In his book In the Fourth Year published in 1918 he suggested how each nation of the world would elect, "upon democratic lines" by proportional representation, an electoral college in the manner of the United States of America, in turn to select its delegate to the proposed League of Nations. This international body he contrasted with imperialism, not only the imperialism of Germany, against which the war was being fought, but also the imperialism, which he considered more benign, of Britain and France. His values and political thinking came under increasing criticism from the 1920s and afterwards.

==Soviet Union==
The leadership of Joseph Stalin led to a change in his view of the Soviet Union even though his initial impression of Stalin himself was mixed. He disliked what he saw as a narrow orthodoxy and intransigence in Stalin. He did give him some praise saying in an article in the left-leaning New Statesman magazine, "I have never met a man more fair, candid, and honest" and making it clear that he felt the "sinister" image of Stalin was unfair or false. Nevertheless he judged Stalin's rule to be far too rigid, restrictive of independent thought, and blinkered to lead toward the cosmopolis he hoped for. In the course of his visit to the Soviet Union in 1934, he debated the merits of reformist socialism over Marxism-Leninism with Stalin.

==Monarchy==
Wells was a republican and an advocate for the creation of republican clubs in the UK. In 1914, Wells referred to the United Kingdom as a crowned republic.

==Other endeavours==
Wells brought his interest in Art & Design and politics together when he and other notables signed a memorandum to the Permanent Secretaries of the Board of Trade, among others. The November 1914 memorandum expressed the signatories concerns about British industrial design in the face of foreign competition. The suggestions were accepted, leading to the foundation of the Design and Industries Association. In the 1920s he was an enthusiastic supporter of rejuvenation attempts by Eugen Steinach and others. He was a patient of Dr Norman Haire (perhaps a rejuvenated one) and in response to Haire's 1924 book Rejuvenation: the Work of Steinach, Voronoff, and others, Wells prophesied a more mature, graver society with 'active and hopeful children' and adults 'full of years' where none will be 'aged'.
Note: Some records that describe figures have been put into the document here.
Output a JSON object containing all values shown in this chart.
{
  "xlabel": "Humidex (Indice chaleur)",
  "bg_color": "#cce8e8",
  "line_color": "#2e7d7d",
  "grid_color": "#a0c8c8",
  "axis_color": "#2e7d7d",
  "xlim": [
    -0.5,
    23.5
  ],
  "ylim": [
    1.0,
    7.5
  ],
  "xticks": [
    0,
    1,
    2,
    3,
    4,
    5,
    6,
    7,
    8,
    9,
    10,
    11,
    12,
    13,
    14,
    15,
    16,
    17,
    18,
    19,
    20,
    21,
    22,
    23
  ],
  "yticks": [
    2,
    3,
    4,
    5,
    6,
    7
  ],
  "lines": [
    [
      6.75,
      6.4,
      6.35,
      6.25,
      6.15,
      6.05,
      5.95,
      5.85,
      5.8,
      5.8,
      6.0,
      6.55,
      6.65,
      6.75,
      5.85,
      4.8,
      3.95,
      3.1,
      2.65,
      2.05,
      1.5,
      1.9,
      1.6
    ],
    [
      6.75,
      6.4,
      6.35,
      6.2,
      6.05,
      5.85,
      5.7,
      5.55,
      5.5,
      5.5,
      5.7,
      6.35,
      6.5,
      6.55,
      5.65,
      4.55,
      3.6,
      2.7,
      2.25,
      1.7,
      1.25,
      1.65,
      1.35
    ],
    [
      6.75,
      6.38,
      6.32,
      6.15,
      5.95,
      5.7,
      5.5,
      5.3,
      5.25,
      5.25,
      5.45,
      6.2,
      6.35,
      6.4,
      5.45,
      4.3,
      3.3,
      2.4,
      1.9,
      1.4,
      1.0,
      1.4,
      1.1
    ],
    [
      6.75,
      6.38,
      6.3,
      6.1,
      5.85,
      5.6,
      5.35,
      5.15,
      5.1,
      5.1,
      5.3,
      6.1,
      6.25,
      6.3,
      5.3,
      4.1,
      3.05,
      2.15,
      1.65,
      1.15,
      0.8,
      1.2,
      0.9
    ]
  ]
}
In his later political writing, Wells incorporated into his discussions of the World State a notion of universal human rights that would protect and guarantee the freedom of the individual. His 1940 publication The Rights of Man laid the groundwork for the 1948 Universal Declaration of Human Rights.

==Summary==
In the end Wells's contemporary political impact was limited, excluding his fiction's positivist stance on the leaps that could be made by physics towards world peace. His efforts regarding the League of Nations became a disappointment as the organization turned out to be a weak one unable to prevent the Second World War, which itself occurred towards the very end of his life and only increased the pessimistic side of his nature. In his last book Mind at the End of its Tether (1945) he considered the idea that humanity being replaced by another species might not be a bad idea. He also came to refer to the Second World War era as "The Age of Frustration".